Redneck Nerdboy! said...

That's so funny! Kids are awesome, each in their own way.

My li'l smooth operator Loooooves spinach. I have no idea why, but it's prolly the same reason I loved brussel srouts when I was her age.

So awesome.

Jenn said...

Hey, guess what we had for lunch today - Macaroni and Cheese!!
My oldest son was a strict vegefruitarian until he turned 3, then we introduced McNuggets into his diet.
Now he's 5. Last week he ate a whole hamburger for the first time - woohoo!
Since the hubster and I are carnivores on a huge scale, and use the BBQ more than the oven, this thrilled us to no end.
Finally we can all eat the same thing for dinner - MEAT!!!!

Wacky Mommy said...

heh heh heh. "I want a big chunk of meat!" I would be over the frickin' MOON if someone at my house spoke those words. Today Wacky Boy told me, "Didn't I tell you I don't like mac and cheese anymore?" I couldn't talk. Total panic. Then he cracks up laughing and says, "I was just kidding!"

Sheena said...

OMG! you people have such deep running cultural biases towards naturally occurring sources of protein. I guess the next generation will be no better off in sensitivity relations than our forefathers.

Sigh.

Jill said...

My own 4-year old J is also a strict carnivore. He will not do veggies, but he'll gnaw anything off a bone. I think it is some kind of karmic reaction to me. I went vegetarian when I was 15 (well, ovo-lacto-fisho vegetarian anyway). I've never been able to go back. When people ask me why I just look down at my shoes and mumble something about it being a bad habit I fell into back in my animal-loving communist days. It's a very weird sort of block to have - this whole being a vegetarian for no good reason thing.

Sandy said...

My gosh, just let me know if you want an unpublished paper I did for the Smithsonian (back when I was an anthropology grad student) titled "Entomophagy in Native North America". It's good *lots* of good suggestions for your ds (including cricket suggestions - apparently some are tastier than others).

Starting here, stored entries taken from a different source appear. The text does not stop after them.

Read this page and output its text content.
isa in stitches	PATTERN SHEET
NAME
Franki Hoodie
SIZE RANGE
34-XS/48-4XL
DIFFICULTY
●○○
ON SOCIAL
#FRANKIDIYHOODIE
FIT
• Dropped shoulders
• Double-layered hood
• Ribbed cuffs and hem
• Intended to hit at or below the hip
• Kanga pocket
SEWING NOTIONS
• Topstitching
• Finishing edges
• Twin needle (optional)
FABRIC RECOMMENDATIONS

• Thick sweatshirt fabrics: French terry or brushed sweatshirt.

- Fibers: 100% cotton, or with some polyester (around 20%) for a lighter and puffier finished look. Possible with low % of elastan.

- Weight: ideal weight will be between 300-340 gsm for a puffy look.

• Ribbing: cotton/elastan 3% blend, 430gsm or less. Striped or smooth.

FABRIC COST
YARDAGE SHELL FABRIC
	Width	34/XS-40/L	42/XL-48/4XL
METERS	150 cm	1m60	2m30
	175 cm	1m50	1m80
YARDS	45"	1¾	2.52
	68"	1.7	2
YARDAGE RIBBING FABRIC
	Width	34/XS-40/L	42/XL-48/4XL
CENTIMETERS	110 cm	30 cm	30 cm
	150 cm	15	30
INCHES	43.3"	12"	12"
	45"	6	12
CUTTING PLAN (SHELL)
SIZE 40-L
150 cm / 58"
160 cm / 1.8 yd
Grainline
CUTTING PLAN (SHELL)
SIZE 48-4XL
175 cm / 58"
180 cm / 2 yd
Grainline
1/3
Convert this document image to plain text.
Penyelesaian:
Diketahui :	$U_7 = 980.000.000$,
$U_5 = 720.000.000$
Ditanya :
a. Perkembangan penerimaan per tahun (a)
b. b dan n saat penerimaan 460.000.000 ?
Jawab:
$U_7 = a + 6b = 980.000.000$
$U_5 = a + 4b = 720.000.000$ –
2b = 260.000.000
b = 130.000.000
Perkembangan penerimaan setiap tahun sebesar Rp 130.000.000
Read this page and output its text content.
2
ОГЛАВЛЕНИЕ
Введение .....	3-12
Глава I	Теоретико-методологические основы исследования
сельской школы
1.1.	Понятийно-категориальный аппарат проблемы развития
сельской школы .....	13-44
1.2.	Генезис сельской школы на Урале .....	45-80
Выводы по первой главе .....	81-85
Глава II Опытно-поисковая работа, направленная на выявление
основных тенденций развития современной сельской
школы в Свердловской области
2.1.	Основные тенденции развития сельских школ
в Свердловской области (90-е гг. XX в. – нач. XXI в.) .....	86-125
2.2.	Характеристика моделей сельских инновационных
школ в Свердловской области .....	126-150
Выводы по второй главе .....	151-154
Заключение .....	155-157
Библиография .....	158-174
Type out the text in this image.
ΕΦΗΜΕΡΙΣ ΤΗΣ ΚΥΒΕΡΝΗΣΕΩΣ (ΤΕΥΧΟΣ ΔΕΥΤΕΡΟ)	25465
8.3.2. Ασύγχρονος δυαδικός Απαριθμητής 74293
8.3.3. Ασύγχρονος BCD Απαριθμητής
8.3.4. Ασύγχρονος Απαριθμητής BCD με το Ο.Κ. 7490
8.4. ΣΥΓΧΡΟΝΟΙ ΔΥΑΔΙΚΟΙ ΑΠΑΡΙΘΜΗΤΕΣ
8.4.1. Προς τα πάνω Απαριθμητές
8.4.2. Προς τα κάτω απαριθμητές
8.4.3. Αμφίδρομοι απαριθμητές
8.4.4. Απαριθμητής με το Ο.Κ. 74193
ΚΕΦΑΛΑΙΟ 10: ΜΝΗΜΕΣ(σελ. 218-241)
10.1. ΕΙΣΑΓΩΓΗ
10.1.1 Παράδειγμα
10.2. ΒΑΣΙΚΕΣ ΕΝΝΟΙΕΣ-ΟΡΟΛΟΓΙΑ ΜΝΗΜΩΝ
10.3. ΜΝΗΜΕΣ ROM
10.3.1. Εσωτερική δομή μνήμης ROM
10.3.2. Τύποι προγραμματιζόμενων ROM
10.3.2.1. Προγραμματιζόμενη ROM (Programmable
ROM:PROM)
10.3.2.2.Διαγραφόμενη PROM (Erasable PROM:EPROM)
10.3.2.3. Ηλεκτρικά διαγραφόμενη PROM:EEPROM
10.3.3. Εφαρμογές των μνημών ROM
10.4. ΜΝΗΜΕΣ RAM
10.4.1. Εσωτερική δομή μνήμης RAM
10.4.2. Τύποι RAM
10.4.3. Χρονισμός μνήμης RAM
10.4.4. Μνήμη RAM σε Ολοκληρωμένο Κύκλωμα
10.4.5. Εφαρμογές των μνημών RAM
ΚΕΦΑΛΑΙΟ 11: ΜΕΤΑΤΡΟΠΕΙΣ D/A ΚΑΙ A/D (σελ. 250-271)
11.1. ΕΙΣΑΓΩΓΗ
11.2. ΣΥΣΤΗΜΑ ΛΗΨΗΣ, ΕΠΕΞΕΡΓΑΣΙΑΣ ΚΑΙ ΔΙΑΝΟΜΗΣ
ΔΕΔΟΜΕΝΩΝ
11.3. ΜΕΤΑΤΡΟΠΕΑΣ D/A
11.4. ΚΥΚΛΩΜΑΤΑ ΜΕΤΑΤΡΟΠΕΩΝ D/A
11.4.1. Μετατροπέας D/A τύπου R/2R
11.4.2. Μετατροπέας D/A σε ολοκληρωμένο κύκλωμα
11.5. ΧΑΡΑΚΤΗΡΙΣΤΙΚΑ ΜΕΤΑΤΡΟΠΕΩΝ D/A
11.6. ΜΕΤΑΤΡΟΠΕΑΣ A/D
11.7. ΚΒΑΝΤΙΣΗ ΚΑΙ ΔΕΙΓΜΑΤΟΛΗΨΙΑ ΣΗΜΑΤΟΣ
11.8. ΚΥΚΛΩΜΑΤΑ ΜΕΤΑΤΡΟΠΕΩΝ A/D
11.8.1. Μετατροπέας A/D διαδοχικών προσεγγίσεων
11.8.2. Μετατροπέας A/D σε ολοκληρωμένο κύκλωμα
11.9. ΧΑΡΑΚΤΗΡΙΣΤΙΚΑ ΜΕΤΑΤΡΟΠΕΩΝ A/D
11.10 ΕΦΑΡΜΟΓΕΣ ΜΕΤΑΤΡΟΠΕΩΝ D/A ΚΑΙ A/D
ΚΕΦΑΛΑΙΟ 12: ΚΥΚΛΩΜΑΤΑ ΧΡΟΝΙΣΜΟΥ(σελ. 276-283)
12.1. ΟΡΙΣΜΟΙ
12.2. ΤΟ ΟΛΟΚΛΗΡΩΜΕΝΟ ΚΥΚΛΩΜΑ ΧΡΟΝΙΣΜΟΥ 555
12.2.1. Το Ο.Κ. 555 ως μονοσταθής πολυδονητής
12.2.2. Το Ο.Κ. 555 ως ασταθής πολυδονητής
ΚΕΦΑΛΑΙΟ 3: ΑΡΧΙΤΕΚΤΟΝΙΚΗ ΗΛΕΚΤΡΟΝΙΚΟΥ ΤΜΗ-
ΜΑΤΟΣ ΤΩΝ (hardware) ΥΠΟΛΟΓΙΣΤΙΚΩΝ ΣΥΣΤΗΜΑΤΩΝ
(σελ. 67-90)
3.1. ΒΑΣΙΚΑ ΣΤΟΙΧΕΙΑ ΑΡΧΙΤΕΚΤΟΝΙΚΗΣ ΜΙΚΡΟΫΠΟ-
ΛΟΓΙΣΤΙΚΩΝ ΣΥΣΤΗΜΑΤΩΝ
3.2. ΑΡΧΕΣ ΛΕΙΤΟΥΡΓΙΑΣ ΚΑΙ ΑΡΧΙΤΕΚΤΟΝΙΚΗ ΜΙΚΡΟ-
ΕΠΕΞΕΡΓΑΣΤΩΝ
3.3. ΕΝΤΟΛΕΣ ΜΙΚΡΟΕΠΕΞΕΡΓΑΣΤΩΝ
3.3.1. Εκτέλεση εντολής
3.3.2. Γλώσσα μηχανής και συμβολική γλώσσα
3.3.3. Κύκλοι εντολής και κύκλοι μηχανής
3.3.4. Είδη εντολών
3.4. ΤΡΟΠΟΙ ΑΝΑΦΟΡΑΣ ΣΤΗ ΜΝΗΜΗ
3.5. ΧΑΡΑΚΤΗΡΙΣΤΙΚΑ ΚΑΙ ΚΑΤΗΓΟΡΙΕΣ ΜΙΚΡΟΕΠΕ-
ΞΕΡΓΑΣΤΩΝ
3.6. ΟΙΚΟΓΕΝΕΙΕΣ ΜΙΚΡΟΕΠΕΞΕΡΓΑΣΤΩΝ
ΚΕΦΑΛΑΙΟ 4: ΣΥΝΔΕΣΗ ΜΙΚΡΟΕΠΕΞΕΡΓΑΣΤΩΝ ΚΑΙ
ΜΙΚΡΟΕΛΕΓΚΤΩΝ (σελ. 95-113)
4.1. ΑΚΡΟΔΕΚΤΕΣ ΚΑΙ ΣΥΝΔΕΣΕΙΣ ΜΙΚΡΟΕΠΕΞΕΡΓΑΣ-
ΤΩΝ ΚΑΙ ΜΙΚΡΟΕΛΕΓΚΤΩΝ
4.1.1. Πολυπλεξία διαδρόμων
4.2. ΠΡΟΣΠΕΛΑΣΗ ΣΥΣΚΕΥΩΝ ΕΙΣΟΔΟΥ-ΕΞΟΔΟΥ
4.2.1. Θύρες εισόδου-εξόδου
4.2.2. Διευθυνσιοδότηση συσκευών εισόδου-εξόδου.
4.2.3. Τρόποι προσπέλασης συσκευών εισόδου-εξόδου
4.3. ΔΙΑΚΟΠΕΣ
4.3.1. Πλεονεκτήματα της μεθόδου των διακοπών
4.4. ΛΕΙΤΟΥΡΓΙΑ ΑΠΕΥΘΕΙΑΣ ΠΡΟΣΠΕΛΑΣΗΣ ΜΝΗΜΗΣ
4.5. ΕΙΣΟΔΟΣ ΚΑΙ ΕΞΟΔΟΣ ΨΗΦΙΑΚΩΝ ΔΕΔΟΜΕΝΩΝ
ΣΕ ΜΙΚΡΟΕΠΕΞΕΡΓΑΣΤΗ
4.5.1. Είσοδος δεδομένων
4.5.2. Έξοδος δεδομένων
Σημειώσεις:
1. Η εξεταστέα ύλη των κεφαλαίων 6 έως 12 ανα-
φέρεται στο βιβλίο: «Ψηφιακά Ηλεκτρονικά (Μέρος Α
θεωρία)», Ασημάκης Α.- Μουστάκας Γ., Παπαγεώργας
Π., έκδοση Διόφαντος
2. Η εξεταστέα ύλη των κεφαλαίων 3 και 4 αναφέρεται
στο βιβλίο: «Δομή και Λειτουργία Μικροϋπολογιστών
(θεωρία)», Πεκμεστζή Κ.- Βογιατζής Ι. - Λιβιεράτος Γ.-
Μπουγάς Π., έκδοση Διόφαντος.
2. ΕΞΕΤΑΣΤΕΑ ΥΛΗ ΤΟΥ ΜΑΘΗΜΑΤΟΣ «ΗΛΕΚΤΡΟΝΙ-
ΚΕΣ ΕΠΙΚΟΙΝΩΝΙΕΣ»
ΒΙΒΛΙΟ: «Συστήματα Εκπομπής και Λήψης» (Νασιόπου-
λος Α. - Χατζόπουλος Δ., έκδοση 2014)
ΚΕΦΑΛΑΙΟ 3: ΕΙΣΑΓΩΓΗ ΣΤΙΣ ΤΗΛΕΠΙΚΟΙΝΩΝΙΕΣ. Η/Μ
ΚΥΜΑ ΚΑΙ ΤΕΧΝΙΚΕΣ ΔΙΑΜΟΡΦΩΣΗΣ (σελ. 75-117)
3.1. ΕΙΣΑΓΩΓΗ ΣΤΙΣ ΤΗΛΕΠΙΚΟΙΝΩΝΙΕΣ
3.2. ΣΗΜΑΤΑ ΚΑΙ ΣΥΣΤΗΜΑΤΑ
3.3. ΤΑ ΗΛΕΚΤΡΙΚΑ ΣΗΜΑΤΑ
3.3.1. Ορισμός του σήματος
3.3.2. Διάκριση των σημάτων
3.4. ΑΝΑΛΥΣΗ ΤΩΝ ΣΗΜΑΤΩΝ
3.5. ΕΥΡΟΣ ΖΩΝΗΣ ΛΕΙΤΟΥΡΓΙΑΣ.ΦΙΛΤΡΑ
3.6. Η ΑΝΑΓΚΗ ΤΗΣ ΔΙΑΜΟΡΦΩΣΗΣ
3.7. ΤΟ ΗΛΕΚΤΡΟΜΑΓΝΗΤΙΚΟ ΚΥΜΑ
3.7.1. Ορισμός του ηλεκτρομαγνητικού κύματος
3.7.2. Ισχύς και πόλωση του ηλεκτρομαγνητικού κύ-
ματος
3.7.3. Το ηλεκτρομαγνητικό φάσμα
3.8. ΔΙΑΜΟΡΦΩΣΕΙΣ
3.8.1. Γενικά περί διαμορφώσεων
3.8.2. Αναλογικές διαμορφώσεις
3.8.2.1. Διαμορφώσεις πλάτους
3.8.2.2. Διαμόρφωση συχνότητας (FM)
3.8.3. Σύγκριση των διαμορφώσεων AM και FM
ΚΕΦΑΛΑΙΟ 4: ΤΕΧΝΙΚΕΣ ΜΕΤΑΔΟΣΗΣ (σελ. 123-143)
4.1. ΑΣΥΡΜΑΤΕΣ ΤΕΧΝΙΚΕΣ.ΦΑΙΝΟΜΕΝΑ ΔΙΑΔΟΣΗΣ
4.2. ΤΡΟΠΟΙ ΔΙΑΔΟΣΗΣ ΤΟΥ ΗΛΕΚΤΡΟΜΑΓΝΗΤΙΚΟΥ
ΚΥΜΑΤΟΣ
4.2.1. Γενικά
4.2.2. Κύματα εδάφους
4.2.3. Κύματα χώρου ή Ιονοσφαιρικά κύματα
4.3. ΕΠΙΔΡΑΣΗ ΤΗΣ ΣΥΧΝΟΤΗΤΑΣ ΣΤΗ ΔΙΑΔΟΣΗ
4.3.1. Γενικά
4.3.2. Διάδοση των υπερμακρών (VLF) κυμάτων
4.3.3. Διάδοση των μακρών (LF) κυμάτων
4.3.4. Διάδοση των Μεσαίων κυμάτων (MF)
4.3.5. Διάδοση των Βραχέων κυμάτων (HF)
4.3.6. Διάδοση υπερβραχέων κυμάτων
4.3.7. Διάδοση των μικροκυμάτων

From another anthropology class I remember reading how the eary Spanish settlers in St. Augustine, FL wouldn't eat "vermin" except when they were starving. And vermin included shrimp and lobster. :-)

Lisa said...

My youngest is 100% a carnivore. We made shrimp for dinner and he kept trying to grab them yelling "MEAT! I want MEAT!"

i think that gene came from Daddy!

Anonymous said...

Our kids are definitely not vegetarians. They are anti-vegetarians. You can see why, I'm sure.